Os três dias de folia, assim, poderão se transformar em três séculos de penosas reparações. É bom pensarmos um pouco nisto: o que o carnaval traz ao nosso Espírito? Alegria? Divertimento? Cultura? Será que o apelo de Momo faz de nós homens ou mulheres melhores? Edifica o nosso Espírito? Muitos espíritas, ingenuamente, julgam que a participação nas festas de Carnaval, tão do agrado dos brasileiros, nenhum mal acarreta à nossa integridade fisiopsicoespiritual. No entanto, por detrás da aparente alegria e transitória felicidade, revela-se o verdadeiro atraso espiritual em que ainda vivemos pela explosão de animalidade que ainda impera em nosso ser. É importante lembrá-los de que há muitas outras formas de diversão, recreação ou entretenimento disponíveis ao homem contemporâneo, alguns verdadeiros meios de alegria salutar e aprimoramento (individual e coletivo) para nossa escolha.

Não vemos, por fim, outro caminho que não seja o da abstinência sincera dos folguedos, do controle das sensações e dos instintos, da canalização das energias, empregando o tempo de feriado do carnaval para a descoberta de si mesmo, o entrosamento com os familiares, o aprendizado através de livros e filmes instrutivos ou pela frequência a reuniões espíritas, eventos educacionais, culturais ou mesmo o descanso, já que o ritmo frenético do dia-a-dia exige, cada vez mais, preparo e estrutura físico-psicológicos para os embates pela sobrevivência.

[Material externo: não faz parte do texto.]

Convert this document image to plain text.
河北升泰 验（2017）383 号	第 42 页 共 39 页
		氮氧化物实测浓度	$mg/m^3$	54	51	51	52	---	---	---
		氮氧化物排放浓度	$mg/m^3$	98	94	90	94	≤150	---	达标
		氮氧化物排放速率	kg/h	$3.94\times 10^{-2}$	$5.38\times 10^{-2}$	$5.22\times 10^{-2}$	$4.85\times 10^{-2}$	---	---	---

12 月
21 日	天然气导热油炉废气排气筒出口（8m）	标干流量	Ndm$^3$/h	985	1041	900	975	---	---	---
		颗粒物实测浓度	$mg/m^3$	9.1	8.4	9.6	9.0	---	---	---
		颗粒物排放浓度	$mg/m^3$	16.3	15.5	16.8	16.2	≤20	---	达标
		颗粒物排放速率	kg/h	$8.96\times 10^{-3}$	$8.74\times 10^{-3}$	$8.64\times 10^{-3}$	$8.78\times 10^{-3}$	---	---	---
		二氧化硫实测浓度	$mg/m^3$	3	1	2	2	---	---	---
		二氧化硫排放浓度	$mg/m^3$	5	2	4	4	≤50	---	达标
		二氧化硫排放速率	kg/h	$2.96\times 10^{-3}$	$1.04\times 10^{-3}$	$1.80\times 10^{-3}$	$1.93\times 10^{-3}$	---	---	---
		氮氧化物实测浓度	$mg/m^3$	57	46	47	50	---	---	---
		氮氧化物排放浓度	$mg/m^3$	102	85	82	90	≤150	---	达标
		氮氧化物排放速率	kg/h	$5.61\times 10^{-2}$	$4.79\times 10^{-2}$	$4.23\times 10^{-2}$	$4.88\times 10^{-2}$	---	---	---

Em síntese, se o carnaval é uma ameaça ao bem-estar social, nós espíritas temos muito a ver com ele, porque uma das tarefas primordiais de nossa Doutrina é a de lutar por dispositivos de preservação dos valores mais dignos da sociedade, sem que se violente, obviamente, o direito soberano do livre-arbítrio de cada um, mas não nos esquecendo que no carnaval sempre ocorre obsessão (espiritual) como resultado da invigilância e dos desvios morais. Somente poderemos garantir a vitória do Espírito sobre a matéria se fortalecermos a nossa fé, renovando-nos mentalmente, praticando o bem nos moldes dos códigos evangélicos, propostos por Jesus Cristo e não esquecendo os divinos conselhos do Mestre: "Vigiai e orai, para que não entreis em tentação; o espírito na verdade está pronto, mas a carne é fraca''.